Ai: I think anybody who is reasonably intelligent can understand that the pandemic has something to do with the Institute in Wuhan [the institute strongly denies any such link and none has been proved]. They have been talking for years about how they have separated these various kinds of viruses there. In China there are less philosophical or moral questions about how far humans can go into this kind of research. They want to be advanced. And not just China. Everybody also now knows that some money for that center comes directly from the US. China is not China now. They are connected in every way with US and the West. Not just in the economy and banking but in universities and research, everything.
TA: You must have been dismayed, but perhaps not surprised, that big platforms, Amazon or Netflix, didn’t choose to feature or carry your Wuhan film.
Ai: I’m not surprised. All the companies in the west, they have the same conclusion. You know, this is not about China for them, just profit-seeking. Why should they upset China if they want to make money?

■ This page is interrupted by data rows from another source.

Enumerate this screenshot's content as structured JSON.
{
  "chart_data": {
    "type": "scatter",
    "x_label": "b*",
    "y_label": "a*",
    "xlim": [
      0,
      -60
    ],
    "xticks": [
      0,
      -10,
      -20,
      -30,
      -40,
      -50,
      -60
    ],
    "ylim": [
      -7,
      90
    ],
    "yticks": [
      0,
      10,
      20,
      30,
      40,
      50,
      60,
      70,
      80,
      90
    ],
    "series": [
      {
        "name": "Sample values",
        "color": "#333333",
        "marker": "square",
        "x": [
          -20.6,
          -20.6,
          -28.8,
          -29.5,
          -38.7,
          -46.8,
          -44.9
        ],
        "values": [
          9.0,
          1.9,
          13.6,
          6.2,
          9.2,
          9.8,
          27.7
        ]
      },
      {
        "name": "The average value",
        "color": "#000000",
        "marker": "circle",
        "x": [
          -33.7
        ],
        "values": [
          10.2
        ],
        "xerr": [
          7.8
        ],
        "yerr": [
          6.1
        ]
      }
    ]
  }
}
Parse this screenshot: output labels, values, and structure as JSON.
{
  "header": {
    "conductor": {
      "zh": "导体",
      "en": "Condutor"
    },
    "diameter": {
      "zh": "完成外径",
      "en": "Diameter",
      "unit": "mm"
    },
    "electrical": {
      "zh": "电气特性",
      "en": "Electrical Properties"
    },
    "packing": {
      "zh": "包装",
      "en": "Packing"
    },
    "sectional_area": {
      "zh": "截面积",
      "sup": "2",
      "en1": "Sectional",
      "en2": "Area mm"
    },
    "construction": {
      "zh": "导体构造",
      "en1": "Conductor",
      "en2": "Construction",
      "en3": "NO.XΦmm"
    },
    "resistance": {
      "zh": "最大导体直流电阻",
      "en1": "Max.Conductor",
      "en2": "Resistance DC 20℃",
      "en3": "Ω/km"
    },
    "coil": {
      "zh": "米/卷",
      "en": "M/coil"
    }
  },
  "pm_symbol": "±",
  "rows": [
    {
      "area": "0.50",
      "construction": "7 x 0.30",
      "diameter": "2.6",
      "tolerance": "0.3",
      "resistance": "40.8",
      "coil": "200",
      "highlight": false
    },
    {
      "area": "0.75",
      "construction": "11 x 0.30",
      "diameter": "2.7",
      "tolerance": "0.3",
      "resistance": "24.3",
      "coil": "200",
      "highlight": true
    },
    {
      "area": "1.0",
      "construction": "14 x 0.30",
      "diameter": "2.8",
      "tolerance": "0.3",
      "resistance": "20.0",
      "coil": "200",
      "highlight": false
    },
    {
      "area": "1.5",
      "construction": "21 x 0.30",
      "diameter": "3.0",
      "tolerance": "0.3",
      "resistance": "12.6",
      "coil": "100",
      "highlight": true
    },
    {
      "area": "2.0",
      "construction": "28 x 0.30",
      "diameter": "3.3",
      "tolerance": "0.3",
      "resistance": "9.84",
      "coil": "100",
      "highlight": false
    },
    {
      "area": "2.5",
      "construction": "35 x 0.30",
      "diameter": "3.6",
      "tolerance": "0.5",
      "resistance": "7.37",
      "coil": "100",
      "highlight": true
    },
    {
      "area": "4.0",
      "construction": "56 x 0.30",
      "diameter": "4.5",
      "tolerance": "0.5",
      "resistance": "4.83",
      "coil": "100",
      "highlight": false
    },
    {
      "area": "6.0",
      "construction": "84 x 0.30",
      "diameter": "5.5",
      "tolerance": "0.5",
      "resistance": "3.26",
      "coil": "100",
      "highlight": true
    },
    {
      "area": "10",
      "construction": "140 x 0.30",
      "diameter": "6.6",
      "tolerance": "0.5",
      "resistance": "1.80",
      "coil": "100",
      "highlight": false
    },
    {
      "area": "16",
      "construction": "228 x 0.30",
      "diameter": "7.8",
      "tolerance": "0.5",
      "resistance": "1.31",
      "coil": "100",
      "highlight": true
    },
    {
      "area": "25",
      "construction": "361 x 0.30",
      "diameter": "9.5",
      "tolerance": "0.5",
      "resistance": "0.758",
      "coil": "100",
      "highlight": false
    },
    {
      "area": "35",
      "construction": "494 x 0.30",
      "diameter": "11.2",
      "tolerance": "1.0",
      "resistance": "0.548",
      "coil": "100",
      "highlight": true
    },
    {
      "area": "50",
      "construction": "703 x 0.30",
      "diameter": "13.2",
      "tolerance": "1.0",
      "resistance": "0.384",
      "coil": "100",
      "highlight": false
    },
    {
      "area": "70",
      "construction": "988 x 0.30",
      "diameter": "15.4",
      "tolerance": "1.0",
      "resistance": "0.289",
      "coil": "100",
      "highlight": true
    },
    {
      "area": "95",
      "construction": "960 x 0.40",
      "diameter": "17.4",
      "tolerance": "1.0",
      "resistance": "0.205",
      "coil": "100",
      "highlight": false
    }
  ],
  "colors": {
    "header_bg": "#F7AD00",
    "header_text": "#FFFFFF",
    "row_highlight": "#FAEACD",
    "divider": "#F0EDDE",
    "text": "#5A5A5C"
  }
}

TA: It was extraordinary watching some of the footage from Wuhan — from inside hospitals and sealed-off parts of the city. How did you get that film, and were there any repercussions for the people who shot it?
Ai: I know a kind of network of people there who might be able to do this, and as soon as the pandemic began, I contacted them and said: “You have to be staying in the hospital as a patient, or something.” They used their iPhones to film. You know, China’s very strange: it is hard to break in there, but once you are inside, behind the mask, it’s often OK to film.
TA: Still, I’m assuming your film has not been available in China?
Ai: No, of course, you cannot even mention my name there. But I’ll tell you an interesting story. The secret police have been sometimes contacting my mom, who is 88 years old. They do it just to let her know that they are watching her. When Coronation came out they told her “your son has really made a huge problem”, the words they use translate as “he has broken the sky”, because I talked about the pandemic. My mom was very worried, of course. I contacted the security police to see if they would watch the film. I sent the link. I get a note back saying “Weiwei, you did a beautiful film. Your film reflects the situation here. You did an honest film.” That was surprising for me, shocking. But then in the west they think the film will disturb China. You know, the world today is very funny. Very complicated.